The 29-year-old, who lives at home, now pays rent. Lawrence and her husband put some aside to help him save for a down payment. He also is maxing out his 401(k). While Lawrence says her stepson would rather be out on his own, he is glad to be saving. And she gets something in return. "He's 6'5" and has some skills, so if we have something that needs to get done, he does it," Lawrence says. But sometimes that parental wake-up call rings differently. For Barbara Trainin Blank, a freelance writer near Washington, D. C., it makes more sense to pay rent for her 26-year-old daughter to live nearby rather than stay with them because they clash too often. Like many parents, Blank gives her daughter money and has no idea where it goes. The Age Wave study found that this "mystery" money was actually the top destination of contributions, accounting for 36 percent, while cellphones and rent were further down the list.

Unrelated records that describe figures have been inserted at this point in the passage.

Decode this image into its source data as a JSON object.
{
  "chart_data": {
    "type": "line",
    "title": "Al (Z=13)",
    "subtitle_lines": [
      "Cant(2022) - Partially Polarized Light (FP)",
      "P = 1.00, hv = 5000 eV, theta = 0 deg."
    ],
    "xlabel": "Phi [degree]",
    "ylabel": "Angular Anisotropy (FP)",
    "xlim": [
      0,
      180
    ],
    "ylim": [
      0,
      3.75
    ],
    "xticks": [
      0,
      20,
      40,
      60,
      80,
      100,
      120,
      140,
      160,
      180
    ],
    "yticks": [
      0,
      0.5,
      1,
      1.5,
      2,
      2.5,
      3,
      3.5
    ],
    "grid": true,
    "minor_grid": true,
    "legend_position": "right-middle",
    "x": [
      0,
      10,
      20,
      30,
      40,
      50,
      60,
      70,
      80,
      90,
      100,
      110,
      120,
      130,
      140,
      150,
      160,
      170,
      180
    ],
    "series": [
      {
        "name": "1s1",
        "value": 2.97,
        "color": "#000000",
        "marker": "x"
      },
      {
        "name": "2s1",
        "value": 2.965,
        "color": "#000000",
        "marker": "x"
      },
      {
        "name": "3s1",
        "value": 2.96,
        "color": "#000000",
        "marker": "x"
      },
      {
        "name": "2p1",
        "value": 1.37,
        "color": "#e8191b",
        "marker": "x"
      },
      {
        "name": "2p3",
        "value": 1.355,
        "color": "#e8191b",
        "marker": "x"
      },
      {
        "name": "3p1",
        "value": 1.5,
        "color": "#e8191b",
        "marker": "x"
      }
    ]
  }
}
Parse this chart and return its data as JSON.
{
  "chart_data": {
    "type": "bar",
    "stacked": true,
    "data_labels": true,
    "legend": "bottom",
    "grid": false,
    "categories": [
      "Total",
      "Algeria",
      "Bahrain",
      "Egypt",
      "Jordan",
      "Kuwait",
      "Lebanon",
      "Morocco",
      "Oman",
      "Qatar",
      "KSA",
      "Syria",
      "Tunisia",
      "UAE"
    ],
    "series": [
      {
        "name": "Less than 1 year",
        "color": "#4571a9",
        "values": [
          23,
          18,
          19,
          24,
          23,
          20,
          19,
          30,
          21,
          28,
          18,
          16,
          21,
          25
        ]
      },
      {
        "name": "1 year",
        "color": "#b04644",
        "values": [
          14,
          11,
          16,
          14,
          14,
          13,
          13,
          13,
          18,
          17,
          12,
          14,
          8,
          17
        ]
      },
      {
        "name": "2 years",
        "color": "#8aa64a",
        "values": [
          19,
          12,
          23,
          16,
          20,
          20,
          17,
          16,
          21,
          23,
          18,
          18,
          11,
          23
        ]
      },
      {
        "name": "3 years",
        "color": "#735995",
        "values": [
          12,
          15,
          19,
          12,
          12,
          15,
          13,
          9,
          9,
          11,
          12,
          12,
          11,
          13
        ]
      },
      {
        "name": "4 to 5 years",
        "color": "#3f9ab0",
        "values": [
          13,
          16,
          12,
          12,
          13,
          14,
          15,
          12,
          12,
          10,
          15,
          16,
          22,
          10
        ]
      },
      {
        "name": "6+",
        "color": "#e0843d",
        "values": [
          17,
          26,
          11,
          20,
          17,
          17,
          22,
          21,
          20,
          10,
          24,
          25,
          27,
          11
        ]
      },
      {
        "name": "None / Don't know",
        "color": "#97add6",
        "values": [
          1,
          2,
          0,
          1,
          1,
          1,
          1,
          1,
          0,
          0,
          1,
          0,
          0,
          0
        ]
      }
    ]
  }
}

Blank, 68, would love to get her daughter fully launched so she and her husband can slow down a bit. "We don't really want to retire, but we'd like to be able to," she says. For now, Blank is a bit flummoxed. "Some people have said to just tell her to leave, but that's easier said than done," Blank says. Psychologist Jody Rosenberg, who practices in Los Angeles and has a radio show (psychologicalhealingcenter.com/radio-show/), says the key is to know the difference between what is helpful and what is not. "If they are sitting on the couch eating bonbons, it's unhelpful. If they are in school and getting all their ducks in order, that's helpful," Rosenberg says.(In 12th paragraph, this story corrects the ticker symbol for SunTrust.)